French reporter Ursula Gauthier flew out of Beijing airport early on Friday after Chinese authorities refused to renew her press credentials over her criticism of government policy in violence-wracked Xinjiang province.
Gauthier, a Beijing-based correspondent for French news magazine L'Obs, was told to issue a public apology for an article she wrote last month or China's foreign ministry would not renew her press credentials, which expired on December 31.
“A government spokesperson has accused me of supporting terrorism, and said that there is no place for me in China,” Gauthier told FRANCE 24 in an interview last week.
She is the first foreign correspondent in China to be forced out of the country since the 2012 expulsion of Melissa Chan, correspondent for the English-language service of Al Jazeera.
While the domestic media is subject to strict control and many topics are taboo, the foreign media is free to publish on any topic. However, foreign journalists frequently complain of harassment by the authorities while conducting routine reporting.

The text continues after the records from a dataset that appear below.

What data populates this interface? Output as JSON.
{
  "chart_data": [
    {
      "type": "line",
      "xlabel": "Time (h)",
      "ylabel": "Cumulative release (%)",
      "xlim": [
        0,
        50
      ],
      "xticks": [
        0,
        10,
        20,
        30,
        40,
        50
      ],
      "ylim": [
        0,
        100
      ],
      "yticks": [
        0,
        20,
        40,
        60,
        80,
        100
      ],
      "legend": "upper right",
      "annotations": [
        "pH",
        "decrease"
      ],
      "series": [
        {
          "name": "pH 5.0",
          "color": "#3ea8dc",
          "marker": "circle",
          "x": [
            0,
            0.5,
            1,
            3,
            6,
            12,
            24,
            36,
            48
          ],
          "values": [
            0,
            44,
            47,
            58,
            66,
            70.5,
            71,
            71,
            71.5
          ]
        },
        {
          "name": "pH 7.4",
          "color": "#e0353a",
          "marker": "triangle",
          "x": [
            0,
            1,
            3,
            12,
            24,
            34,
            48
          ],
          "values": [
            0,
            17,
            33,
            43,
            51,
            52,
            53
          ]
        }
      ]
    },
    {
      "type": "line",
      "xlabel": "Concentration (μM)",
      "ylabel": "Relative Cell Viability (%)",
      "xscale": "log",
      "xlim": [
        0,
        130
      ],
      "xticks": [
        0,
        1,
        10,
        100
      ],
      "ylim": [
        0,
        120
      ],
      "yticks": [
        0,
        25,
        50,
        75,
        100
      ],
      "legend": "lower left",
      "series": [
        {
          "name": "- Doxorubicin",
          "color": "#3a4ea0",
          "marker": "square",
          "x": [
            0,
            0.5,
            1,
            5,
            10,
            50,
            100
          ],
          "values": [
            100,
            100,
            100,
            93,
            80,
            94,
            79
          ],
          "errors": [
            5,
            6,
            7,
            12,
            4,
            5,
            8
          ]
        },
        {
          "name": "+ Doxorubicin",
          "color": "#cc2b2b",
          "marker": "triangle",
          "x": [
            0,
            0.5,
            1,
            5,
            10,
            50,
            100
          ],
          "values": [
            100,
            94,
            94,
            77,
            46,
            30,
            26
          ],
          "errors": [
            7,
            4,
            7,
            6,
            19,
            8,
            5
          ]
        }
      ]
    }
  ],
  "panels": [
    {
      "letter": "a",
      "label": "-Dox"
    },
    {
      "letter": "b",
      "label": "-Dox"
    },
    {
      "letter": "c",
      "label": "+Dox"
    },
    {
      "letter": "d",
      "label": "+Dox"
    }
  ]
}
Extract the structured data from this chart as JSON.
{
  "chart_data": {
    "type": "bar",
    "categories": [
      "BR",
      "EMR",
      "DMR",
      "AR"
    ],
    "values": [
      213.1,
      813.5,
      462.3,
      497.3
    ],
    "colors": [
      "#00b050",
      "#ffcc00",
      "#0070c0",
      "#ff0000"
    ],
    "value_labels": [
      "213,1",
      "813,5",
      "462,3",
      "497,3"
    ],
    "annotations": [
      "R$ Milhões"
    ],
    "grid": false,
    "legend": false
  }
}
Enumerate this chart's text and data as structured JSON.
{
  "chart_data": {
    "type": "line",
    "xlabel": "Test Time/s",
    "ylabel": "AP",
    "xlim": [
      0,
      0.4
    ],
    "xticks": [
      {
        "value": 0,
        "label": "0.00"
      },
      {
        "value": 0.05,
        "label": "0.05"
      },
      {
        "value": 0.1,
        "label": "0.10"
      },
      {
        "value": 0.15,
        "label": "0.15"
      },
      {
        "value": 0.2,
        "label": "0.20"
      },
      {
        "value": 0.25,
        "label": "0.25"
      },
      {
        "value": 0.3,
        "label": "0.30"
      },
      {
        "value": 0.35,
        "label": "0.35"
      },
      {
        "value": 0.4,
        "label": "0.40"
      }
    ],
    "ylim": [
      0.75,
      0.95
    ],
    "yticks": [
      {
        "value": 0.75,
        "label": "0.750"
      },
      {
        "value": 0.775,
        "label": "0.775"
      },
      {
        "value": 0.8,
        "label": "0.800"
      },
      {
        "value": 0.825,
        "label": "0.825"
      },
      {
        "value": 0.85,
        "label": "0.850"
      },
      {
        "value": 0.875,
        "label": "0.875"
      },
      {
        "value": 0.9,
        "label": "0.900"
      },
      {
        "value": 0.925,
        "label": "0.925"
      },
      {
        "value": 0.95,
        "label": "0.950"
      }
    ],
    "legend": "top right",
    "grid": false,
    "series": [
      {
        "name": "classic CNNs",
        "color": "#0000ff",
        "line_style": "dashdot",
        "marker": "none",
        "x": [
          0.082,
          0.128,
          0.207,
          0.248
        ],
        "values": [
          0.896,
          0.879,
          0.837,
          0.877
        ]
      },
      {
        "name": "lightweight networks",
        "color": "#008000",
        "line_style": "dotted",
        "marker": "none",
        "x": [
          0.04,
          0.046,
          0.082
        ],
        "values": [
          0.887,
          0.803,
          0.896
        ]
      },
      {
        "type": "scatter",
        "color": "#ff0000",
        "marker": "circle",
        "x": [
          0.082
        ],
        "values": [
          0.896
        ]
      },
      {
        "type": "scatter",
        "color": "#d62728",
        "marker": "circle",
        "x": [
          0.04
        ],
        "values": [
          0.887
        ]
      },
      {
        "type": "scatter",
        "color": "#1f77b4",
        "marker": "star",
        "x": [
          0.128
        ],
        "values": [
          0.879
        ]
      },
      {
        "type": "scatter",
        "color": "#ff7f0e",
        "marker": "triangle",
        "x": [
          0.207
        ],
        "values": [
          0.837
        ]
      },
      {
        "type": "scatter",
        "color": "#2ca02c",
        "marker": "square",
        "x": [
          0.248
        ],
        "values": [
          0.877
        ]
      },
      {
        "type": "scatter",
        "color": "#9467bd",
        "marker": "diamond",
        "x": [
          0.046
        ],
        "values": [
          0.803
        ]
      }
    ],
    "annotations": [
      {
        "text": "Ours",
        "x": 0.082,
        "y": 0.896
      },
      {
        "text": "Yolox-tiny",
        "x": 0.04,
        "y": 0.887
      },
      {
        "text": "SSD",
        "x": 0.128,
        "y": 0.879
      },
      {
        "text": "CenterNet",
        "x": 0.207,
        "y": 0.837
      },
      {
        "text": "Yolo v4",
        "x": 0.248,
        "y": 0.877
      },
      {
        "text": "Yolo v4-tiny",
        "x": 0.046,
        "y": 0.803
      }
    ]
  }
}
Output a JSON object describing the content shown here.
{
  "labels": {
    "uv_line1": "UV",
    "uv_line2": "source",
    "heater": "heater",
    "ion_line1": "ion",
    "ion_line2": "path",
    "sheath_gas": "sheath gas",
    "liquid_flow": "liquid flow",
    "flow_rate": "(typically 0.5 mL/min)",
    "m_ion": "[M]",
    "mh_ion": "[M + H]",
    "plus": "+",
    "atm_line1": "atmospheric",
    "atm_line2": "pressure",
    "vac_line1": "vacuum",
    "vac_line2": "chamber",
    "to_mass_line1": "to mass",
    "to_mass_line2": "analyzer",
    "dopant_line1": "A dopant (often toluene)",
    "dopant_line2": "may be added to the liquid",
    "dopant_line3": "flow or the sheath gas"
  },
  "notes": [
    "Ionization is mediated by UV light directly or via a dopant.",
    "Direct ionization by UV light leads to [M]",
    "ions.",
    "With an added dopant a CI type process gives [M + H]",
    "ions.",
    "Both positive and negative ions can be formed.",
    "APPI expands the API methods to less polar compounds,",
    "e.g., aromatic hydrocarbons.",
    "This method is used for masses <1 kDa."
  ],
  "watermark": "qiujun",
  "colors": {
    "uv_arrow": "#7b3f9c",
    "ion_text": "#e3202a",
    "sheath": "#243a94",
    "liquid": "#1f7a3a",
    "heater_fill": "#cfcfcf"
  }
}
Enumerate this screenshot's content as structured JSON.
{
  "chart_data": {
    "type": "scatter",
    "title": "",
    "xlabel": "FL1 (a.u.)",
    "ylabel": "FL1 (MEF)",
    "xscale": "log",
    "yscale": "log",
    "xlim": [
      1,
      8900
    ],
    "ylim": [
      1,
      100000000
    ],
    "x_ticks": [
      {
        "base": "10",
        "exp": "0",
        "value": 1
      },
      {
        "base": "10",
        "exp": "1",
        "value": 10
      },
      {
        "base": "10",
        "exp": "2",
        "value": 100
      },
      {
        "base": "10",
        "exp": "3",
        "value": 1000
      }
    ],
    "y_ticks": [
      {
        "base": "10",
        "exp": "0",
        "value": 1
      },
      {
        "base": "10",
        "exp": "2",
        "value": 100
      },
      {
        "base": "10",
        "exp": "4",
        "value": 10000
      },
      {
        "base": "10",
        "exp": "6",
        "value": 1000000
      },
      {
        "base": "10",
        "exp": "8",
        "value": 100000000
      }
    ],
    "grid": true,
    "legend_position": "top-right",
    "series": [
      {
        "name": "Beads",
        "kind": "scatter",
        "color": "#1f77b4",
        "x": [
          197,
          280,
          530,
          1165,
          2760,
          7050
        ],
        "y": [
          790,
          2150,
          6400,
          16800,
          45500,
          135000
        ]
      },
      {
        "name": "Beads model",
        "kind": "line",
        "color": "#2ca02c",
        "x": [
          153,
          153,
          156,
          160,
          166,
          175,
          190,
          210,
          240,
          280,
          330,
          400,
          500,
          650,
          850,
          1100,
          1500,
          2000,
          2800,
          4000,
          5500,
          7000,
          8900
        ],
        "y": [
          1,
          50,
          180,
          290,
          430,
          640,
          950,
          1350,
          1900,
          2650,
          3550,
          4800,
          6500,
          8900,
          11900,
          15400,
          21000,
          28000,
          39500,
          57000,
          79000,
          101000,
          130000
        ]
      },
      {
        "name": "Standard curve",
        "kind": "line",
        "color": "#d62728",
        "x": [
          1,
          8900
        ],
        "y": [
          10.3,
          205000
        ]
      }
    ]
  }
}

“Freedom of the press is in a pitiful state in China,” Gauthier told FRANCE 24. “The foreign press is muzzled when it comes to sensitive subjects.”
Gauthier's article in L'Obs triggered condemnation from Beijing and a virulent campaign in the state-run Global Times and China Daily.
She received thousands of insults and threats, including death threats, through comments on the People’s Daily website, the official newspaper of the Chinese Communist Party. Her photo was published online.
Her essay, published on November 18 and entitled "After the attacks (on Paris), Chinese solidarity is not without ulterior motives", spoke of China's anti-terrorism policies in the country's western region of Xinjiang, homeland of the Muslim Uighur ethnic minority – many of whom complain of discrimination and controls on their culture and religion.
“In fact there is some terrorism (in Xinjiang), but there is also a situation where this minority is being subjected to discrimination and ethnic violence,” Gauthier told FRANCE 24.
Chinese authorities said they believed Gauthier's article offered justification for violence in the region that the government labels as "terrorism".
"The article criticised China's counter-terrorism efforts, and denigrated and slandered Chinese policies. It provoked the strong indignation of the Chinese public," Hua Chunying, a foreign ministry spokesperson, said at a regular press briefing in early December.
Beijing has slammed Western countries and news organisations for applying "double standards" on terrorism in the wake of the attacks in Paris, describing their condemnation of attacks in Xinjiang as "weak".
French officials, including France's ambassador to China, Maurice Gourdault-Montagne, asked Chinese authorities to reverse their decision, but to no avail.
Gauthier sent a letter of explanation to the Global Times in response to its campaign against her, but it went unanswered.
The Foreign Correspondents Club of China has said it is "deeply concerned with the attempts of intimidation" in Gauthier's case.
Reporters Without Borders also denounced the "media lynching" and "campaign of defamation and intimidation" against the French journalist.
Ursula Gauthier spent 10 years in China from 1979 to 1989 and studied at Peking University before being accredited to L'Obs in 2009.